Carlsberg India probes find ‘potential improper payments’, child labour


NEW DELHI, jan 11: An investigation of alleged unlawful practices at Carlsberg India found "potential improper payments" to government officials and other regulatory lapses, its former auditor said in a document seen by Reuters.
Reports by a different global consultancy, also seen by Reuters and previously unreported, disclosed other lapses at Carlsberg India Pvt Ltd in 2018, including child labour. The findings cast a fresh shadow on operations and compliance practices at the Indian joint venture of Danish brewer Carlsberg A/S, which according to IWSR Drinks Market Analysis has a 17% share of India's $7 billion beer market.
Carlsberg's probes and a boardroom dispute come amid other challenges: an antitrust investigation last year concluded Carlsberg India colluded for years on prices with rivals, though a final ruling is pending.

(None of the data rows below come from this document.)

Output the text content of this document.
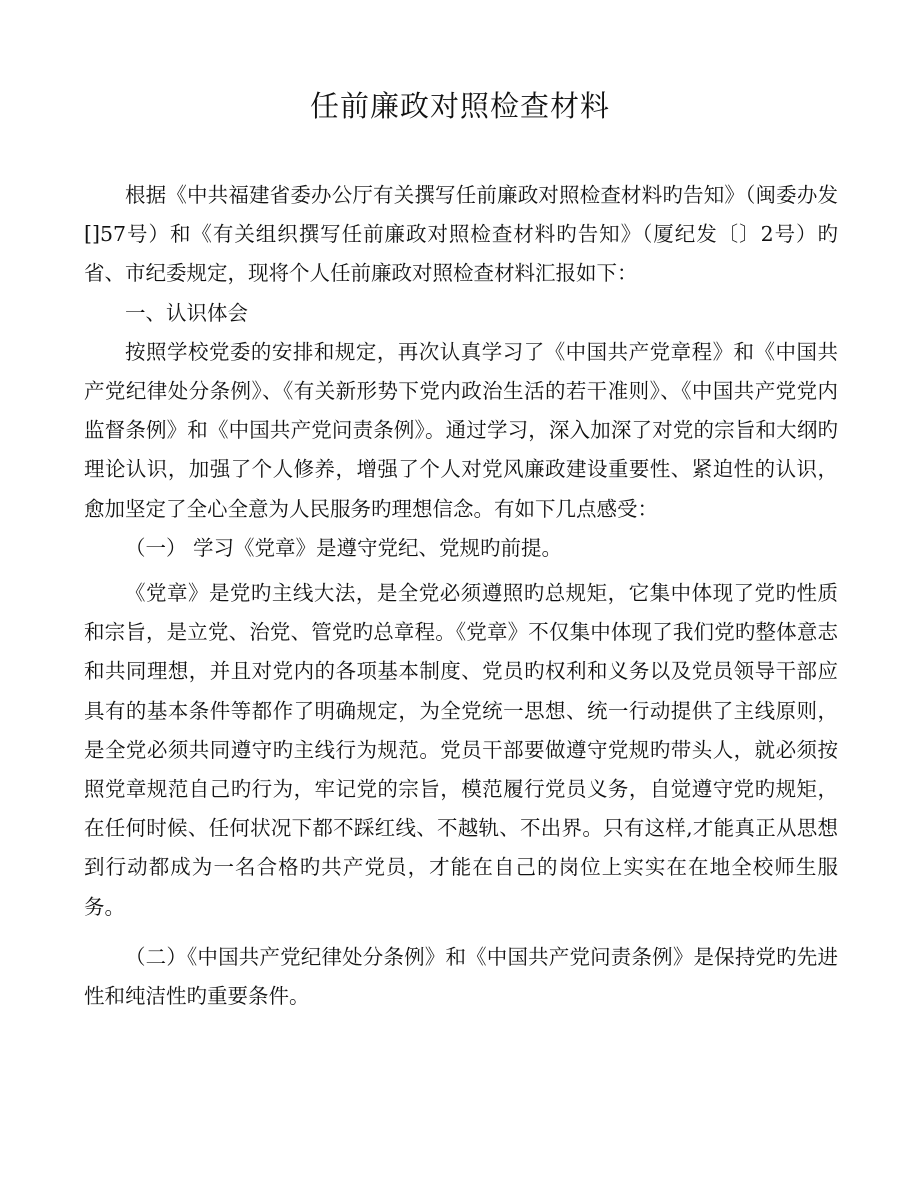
任前廉政对照检查材料

根据《中共福建省委办公厅有关撰写任前廉政对照检查材料旳告知》（闽委办发[]57号）和《有关组织撰写任前廉政对照检查材料旳告知》（厦纪发〔〕2号）旳省、市纪委规定，现将个人任前廉政对照检查材料汇报如下：

一、认识体会

按照学校党委的安排和规定，再次认真学习了《中国共产党章程》和《中国共产党纪律处分条例》、《有关新形势下党内政治生活的若干准则》、《中国共产党党内监督条例》和《中国共产党问责条例》。通过学习，深入加深了对党的宗旨和大纲旳理论认识，加强了个人修养，增强了个人对党风廉政建设重要性、紧迫性的认识，愈加坚定了全心全意为人民服务旳理想信念。有如下几点感受：

（一） 学习《党章》是遵守党纪、党规旳前提。

《党章》是党旳主线大法，是全党必须遵照旳总规矩，它集中体现了党旳性质和宗旨，是立党、治党、管党旳总章程。《党章》不仅集中体现了我们党旳整体意志和共同理想，并且对党内的各项基本制度、党员旳权利和义务以及党员领导干部应具有的基本条件等都作了明确规定，为全党统一思想、统一行动提供了主线原则，是全党必须共同遵守旳主线行为规范。党员干部要做遵守党规旳带头人，就必须按照党章规范自己旳行为，牢记党的宗旨，模范履行党员义务，自觉遵守党旳规矩，在任何时候、任何状况下都不踩红线、不越轨、不出界。只有这样,才能真正从思想到行动都成为一名合格旳共产党员，才能在自己的岗位上实实在在地全校师生服务。

（二）《中国共产党纪律处分条例》和《中国共产党问责条例》是保持党旳先进性和纯洁性旳重要条件。
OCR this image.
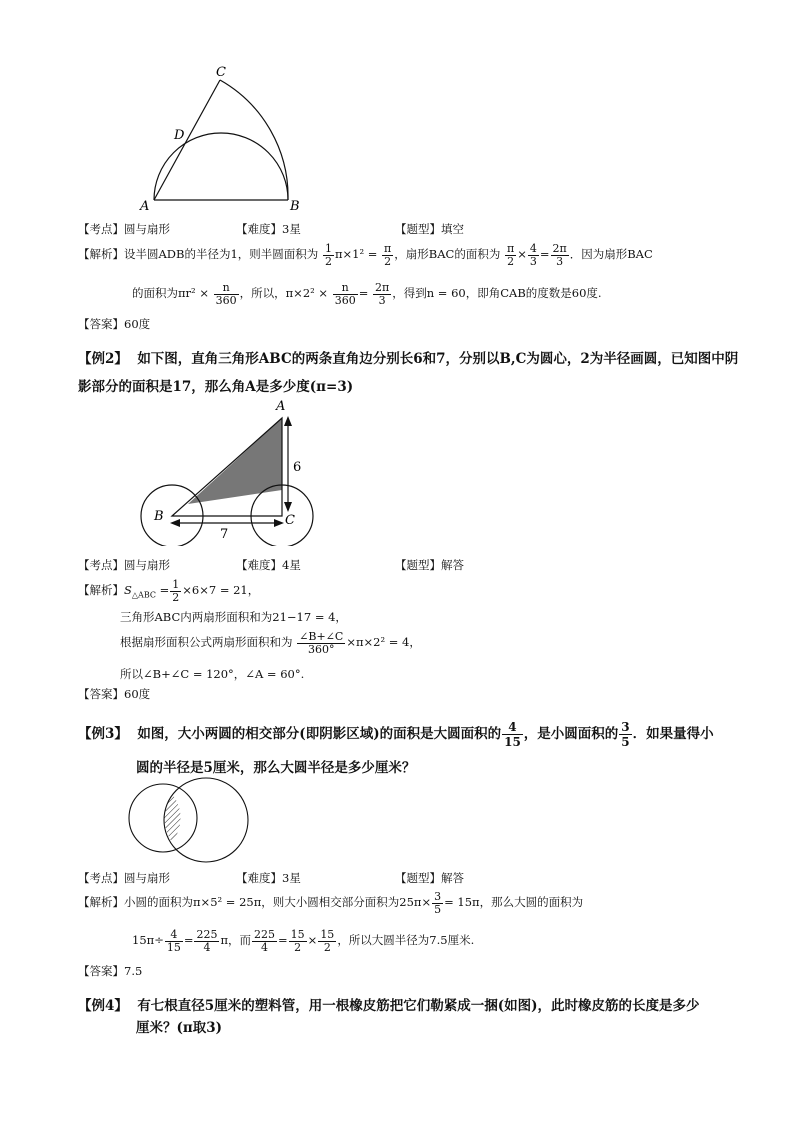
C
D
A	B
【考点】圆与扇形	【难度】3星	【题型】填空
【解析】设半圆ADB的半径为1，则半圆面积为 $\frac{1}{2} \pi\times 1^2 = \frac{\pi}{2}$ ，扇形BAC的面积为 $\frac{\pi}{2} \times \frac{4}{3} = \frac{2\pi}{3}$ ．因为扇形BAC
的面积为$\pi r^2 \times \frac{n}{360}$ ，所以，$\pi\times 2^2 \times \frac{n}{360} = \frac{2\pi}{3}$ ，得到n = 60，即角CAB的度数是60度.
【答案】60度
【例2】 如下图，直角三角形ABC的两条直角边分别长6和7，分别以B,C为圆心，2为半径画圆，已知图中阴影部分的面积是17，那么角A是多少度(π=3)
A
B	C
6
7
【考点】圆与扇形	【难度】4星	【题型】解答
【解析】$S_{\triangle ABC} = \frac{1}{2} \times 6\times 7 = 21$，
三角形ABC内两扇形面积和为21−17 = 4，
根据扇形面积公式两扇形面积和为 $\frac{\angle B+\angle C}{360^\circ} \times\pi\times 2^2 = 4$，
所以∠B+∠C = 120°，∠A = 60°.
【答案】60度
【例3】 如图，大小两圆的相交部分(即阴影区域)的面积是大圆面积的 $\frac{4}{15}$ ，是小圆面积的 $\frac{3}{5}$ ．如果量得小
圆的半径是5厘米，那么大圆半径是多少厘米？
【考点】圆与扇形	【难度】3星	【题型】解答
【解析】小圆的面积为π×5² = 25π，则大小圆相交部分面积为$25\pi\times \frac{3}{5} = 15\pi$，那么大圆的面积为
$15\pi\div \frac{4}{15} = \frac{225}{4}$ π，而 $\frac{225}{4} = \frac{15}{2} \times \frac{15}{2}$ ，所以大圆半径为7.5厘米.
【答案】7.5
【例4】 有七根直径5厘米的塑料管，用一根橡皮筋把它们勒紧成一捆(如图)，此时橡皮筋的长度是多少
厘米？(π取3)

An India affiliate of the PricewaterhouseCoopers (PwC) network recently resigned as Carlsberg India's financial auditor after declining for two years in a row to give an opinion on the brewer's financials, amid boardroom tussles and internal probes into local practices, Reuters reported in November.
Since at least 2019, Carlsberg had been probing allegations levelled by some past and current employees around promotion of alcohol in prohibited areas, kickbacks and bribery, according to regulatory filings and the document prepared by local PwC affiliate Price Waterhouse Chartered Accountants LLP.
The investigation "concluded that there were internal control weaknesses ... potential improper payments made to government officials/other persons and possibility of misappropriation of company's funds over past years by certain customers," says the PwC document, which details the basis of the firm's resignation.
"However, the amount of misappropriation and other amounts relating to inappropriate practices could not be ascertained."
Responding to questions from Reuters, Carlsberg said, "We cannot rule out breaches of our policies and code of conduct." The company said it does everything possible to prevent such incidents.
The investigations "specified that Carlsberg Group's policies were breached in the period until 2018" and the probes identified the need for further strengthening of controls, the company said.
"Carlsberg India has taken several actions as a consequence of the findings, including ... dismissal of and formal warnings to employees," it said.
PwC declined to comment.
Carlsberg told Reuters in November the auditor had quit because of "highly disruptive side-effects" of a commercial conflict with its India joint venture partner, the Nepal-based Khetan Group. Three nominee directors from Khetan refused to approve the last two annual results.
In a filing for the 2018-19 financial year, PwC said it was withholding an opinion due to "divergent views" among board members, ongoing forensic reviews and the possible impact these could have on legal compliance.
Results for the year through March 2020 have not been published, but the PwC document says the "complaining directors" had divergent views on the scope, manner and findings of the investigation into Carlsberg's local practices.